15.2 Product Samples and Promotional Material held by Trade Facilitators International Pty Ltd
All goods carried, in transit, stored, warehoused or handled shall be at the sole risk of the Client. No insurance will be effected by Trade Facilitators International Pty Ltd.
15.3 Sending Faxes, Letters and Making Phone Calls
All faxes, letters and phone calls will be undertaken within Australian business hours. The Client accepts that faxes, letters and phone calls will be undertaken with all reasonable care and in a timely fashion, but understands that Trade Facilitators International Pty Ltd has the right to schedule the delivery when it is most convenient for Trade Facilitators International Pty Ltd.
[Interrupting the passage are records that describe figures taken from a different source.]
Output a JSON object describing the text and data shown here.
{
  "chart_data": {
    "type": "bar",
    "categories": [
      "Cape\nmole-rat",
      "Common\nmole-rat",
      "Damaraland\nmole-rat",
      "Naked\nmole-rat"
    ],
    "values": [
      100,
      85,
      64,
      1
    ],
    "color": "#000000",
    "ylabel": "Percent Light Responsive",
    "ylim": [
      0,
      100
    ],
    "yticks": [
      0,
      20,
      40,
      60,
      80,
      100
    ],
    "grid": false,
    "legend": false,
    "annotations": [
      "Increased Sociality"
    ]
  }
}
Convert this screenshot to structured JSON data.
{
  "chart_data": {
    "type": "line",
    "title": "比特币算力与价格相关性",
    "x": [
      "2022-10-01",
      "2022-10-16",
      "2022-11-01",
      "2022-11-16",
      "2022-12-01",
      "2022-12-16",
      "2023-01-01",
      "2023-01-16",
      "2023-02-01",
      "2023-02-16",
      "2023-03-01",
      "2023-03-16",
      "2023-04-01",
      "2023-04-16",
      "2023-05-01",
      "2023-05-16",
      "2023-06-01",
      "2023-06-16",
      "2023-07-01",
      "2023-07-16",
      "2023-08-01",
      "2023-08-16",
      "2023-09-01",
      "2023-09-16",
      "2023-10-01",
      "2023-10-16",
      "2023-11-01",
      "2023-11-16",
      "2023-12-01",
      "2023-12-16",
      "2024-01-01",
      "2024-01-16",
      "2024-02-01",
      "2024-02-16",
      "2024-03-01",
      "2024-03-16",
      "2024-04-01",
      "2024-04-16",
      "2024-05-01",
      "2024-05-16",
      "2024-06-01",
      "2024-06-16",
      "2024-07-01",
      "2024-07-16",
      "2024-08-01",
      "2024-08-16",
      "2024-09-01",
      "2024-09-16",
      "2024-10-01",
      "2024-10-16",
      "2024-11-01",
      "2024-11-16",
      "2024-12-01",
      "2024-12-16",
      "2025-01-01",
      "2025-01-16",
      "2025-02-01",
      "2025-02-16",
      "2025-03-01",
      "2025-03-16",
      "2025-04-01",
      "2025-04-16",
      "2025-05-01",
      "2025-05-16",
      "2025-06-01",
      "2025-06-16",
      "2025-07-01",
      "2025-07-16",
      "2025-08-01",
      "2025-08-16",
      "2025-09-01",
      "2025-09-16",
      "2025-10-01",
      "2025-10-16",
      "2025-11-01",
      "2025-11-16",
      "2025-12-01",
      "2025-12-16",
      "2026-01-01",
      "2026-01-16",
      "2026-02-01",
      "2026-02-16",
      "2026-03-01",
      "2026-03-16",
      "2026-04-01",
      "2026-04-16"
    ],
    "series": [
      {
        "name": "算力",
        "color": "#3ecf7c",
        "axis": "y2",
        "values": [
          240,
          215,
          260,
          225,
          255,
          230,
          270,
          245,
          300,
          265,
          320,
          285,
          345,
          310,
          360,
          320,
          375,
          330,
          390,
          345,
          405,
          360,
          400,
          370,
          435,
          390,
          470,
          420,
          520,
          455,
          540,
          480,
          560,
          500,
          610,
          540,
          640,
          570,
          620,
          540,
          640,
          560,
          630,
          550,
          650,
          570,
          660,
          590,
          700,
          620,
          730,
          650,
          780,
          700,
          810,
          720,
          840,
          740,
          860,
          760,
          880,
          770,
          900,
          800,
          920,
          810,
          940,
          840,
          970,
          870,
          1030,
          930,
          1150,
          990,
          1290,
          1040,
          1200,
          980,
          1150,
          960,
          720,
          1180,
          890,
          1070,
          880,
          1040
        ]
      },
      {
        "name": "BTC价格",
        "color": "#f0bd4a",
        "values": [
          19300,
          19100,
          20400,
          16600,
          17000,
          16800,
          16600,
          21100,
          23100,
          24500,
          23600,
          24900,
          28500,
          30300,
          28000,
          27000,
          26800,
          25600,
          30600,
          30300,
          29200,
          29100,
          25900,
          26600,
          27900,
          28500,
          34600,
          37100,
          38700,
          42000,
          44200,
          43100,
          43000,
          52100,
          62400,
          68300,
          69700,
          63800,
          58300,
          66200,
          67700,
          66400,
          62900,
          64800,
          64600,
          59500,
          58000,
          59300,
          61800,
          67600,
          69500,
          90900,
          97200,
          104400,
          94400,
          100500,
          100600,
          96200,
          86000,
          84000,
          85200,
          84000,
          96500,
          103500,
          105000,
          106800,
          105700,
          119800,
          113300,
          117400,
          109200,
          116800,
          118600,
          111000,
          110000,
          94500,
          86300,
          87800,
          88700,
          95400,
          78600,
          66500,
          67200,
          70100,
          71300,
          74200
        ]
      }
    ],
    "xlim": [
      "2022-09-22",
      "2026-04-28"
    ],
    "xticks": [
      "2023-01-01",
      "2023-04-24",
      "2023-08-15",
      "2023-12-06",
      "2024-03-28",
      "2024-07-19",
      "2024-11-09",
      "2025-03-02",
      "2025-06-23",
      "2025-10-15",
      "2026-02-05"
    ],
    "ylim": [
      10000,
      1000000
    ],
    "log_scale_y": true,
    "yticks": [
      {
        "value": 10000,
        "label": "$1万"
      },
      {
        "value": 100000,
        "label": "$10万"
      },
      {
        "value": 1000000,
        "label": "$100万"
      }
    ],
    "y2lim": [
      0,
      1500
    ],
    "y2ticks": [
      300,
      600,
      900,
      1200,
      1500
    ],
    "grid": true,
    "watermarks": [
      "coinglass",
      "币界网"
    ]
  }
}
There is an acceptable risk factor provided by the Australian postal system, of approximately 10% of a mail out not reaching the required recipient; due to change of addresses, an old address, or other unforseen circumstances.
15.4 Achieving Sales
It should be noted that Trade Facilitators International Pty Ltd does not purchase or sell products for trading itself, therefore it can in no way guarantee Tradematching success for its Clients. 15.5 Freight Forwarding, Customs and Other Services
In the event that a Tradematching Client utilises Trade Facilitators International Pty Ltd’s group forwarding or customs services, then the Terms and Conditions for that particular licensee would apply.